US Supreme Court to rule on abortion pill access, in first case since it overturned Roe vs Wade
- The US Supreme Court will decide how available a widely used abortion pill will be
- Pill-induced abortion is now the most common method for terminating a pregnancy in the US

The US Supreme Court will decide how available a widely used abortion pill will be, agreeing to hear the Biden administration’s appeal of a ruling that would bar mail-order prescriptions and require in-person doctor visits.
The case pulls the justices back into one of the nation’s most bitterly contested issues, setting up a ruling next year in the middle of the presidential campaign. It follows the high court’s 2022 decision overturning the constitutional right to abortion.
Pill-induced abortion is now the most common method for terminating a pregnancy in the US. The drug at the centre of the high court fight, mifepristone, has become a top target for anti-abortion advocates.
More broadly, the case will test the power of federal judges to overrule the Food and Drug Administration on the safety and effectiveness of pharmaceuticals and medical devices. A federal appeal court blocked recent steps taken by the FDA to broaden the drug’s availability, saying the agency gave short shrift to safety concerns.
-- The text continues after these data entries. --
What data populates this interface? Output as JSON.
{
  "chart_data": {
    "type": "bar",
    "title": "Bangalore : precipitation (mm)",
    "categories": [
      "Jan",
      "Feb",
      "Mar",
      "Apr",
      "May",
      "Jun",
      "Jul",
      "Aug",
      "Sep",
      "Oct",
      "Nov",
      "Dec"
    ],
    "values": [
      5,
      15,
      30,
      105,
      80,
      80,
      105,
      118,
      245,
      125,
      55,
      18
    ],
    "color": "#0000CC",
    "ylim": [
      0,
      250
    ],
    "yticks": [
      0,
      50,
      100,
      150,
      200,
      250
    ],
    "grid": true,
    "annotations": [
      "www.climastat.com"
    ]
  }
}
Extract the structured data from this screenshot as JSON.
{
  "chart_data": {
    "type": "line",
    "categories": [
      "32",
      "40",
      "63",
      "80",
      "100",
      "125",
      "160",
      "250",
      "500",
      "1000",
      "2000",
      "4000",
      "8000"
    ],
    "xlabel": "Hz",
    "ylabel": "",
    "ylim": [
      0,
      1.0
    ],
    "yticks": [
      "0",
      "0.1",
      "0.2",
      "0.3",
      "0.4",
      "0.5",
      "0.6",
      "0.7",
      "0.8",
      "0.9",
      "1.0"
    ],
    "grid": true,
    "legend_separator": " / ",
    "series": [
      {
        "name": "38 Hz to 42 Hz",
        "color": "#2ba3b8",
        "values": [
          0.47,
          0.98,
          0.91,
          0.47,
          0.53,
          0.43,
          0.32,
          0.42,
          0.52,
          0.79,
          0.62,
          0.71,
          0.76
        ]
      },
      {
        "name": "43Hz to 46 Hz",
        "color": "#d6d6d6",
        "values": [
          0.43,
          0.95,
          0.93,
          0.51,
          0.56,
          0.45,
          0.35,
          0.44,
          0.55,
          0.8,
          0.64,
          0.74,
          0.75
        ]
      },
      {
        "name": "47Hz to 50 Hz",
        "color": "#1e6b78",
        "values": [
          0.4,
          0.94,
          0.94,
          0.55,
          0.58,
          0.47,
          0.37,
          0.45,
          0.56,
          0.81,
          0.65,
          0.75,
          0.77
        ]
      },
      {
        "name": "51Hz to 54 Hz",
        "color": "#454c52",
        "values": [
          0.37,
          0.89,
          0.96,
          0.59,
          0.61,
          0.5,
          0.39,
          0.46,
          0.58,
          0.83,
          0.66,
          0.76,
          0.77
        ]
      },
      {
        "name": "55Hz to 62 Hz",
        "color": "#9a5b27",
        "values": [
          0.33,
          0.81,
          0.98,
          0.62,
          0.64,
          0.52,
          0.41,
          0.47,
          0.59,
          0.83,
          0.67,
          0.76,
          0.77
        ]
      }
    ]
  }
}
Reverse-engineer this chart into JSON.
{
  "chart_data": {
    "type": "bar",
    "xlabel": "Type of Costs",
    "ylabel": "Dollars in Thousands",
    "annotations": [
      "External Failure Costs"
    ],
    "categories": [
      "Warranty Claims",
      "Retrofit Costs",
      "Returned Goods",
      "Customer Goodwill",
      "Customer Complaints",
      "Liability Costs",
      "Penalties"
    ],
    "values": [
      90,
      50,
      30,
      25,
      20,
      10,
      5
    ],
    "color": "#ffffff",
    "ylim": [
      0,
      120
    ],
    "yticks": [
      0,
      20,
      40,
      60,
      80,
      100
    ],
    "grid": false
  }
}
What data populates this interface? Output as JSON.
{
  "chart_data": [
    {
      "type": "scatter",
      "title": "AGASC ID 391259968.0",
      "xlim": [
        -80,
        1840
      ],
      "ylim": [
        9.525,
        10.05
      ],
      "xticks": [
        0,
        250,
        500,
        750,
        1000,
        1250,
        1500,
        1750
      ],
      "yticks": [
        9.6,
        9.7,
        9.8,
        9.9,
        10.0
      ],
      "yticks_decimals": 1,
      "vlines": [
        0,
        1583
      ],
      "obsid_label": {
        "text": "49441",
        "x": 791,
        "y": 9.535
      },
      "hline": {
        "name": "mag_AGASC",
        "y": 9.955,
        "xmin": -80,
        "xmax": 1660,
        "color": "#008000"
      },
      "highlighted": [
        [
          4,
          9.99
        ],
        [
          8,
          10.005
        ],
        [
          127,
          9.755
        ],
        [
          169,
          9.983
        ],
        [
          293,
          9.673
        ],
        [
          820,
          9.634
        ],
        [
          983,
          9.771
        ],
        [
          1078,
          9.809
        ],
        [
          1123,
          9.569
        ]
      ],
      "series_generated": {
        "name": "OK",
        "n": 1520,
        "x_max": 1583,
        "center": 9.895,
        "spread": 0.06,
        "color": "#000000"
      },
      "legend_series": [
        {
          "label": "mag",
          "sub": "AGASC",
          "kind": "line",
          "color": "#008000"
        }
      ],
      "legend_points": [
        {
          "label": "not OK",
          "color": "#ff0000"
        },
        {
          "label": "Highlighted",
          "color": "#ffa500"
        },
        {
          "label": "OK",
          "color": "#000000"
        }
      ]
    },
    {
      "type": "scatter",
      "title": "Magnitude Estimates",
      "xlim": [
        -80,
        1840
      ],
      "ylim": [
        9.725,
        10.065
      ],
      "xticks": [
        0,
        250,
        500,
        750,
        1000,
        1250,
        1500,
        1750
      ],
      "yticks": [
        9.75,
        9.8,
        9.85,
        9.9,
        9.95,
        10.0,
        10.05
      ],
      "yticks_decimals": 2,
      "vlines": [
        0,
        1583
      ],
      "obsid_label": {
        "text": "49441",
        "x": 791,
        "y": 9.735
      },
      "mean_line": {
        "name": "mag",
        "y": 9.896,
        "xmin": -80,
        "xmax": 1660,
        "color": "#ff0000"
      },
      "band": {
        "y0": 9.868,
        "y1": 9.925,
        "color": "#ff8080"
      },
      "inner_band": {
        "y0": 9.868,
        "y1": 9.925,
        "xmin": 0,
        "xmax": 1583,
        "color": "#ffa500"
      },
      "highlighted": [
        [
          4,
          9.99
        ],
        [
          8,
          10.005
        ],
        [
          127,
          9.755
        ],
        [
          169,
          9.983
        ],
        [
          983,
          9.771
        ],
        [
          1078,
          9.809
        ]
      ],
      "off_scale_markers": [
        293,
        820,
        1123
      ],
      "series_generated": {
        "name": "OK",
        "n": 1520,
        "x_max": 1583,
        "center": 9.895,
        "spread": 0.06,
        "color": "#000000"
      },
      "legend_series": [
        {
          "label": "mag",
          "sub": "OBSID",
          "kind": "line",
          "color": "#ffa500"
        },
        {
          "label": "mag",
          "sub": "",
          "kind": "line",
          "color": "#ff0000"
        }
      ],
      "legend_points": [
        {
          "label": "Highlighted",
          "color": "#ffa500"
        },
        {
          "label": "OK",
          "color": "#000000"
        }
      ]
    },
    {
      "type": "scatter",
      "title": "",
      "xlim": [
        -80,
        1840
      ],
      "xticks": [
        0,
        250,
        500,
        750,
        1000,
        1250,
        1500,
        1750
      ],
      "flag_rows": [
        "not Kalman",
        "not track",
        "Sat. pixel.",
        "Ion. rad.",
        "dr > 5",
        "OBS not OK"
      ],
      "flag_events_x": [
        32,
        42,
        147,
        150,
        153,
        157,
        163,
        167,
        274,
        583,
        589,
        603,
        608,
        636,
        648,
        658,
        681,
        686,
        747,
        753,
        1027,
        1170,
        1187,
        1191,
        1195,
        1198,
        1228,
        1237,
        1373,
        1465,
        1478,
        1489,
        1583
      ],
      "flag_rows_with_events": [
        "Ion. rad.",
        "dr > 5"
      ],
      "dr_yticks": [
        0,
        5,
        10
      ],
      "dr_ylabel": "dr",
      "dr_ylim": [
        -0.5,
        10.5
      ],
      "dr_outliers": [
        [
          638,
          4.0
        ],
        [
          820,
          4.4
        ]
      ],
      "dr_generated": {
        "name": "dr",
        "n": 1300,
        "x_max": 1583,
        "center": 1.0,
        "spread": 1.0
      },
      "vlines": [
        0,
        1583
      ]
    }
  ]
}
The Biden administration said it believes the case marks the first time a court has ever restricted an FDA-approved drug on those grounds.
“FDA’s actions were supported by an exhaustive review of a record including dozens of scientific studies and decades of safe use of mifepristone by millions of women in the United States and around the world,” US Solicitor General Elizabeth Prelogar, the administration’s top Supreme Court lawyer, said in the appeal.
The court will also hear a similar appeal from the drug’s manufacturer, Danco Laboratories LLC. A group of anti-abortion doctors and organizations is challenging mifepristone’s availability.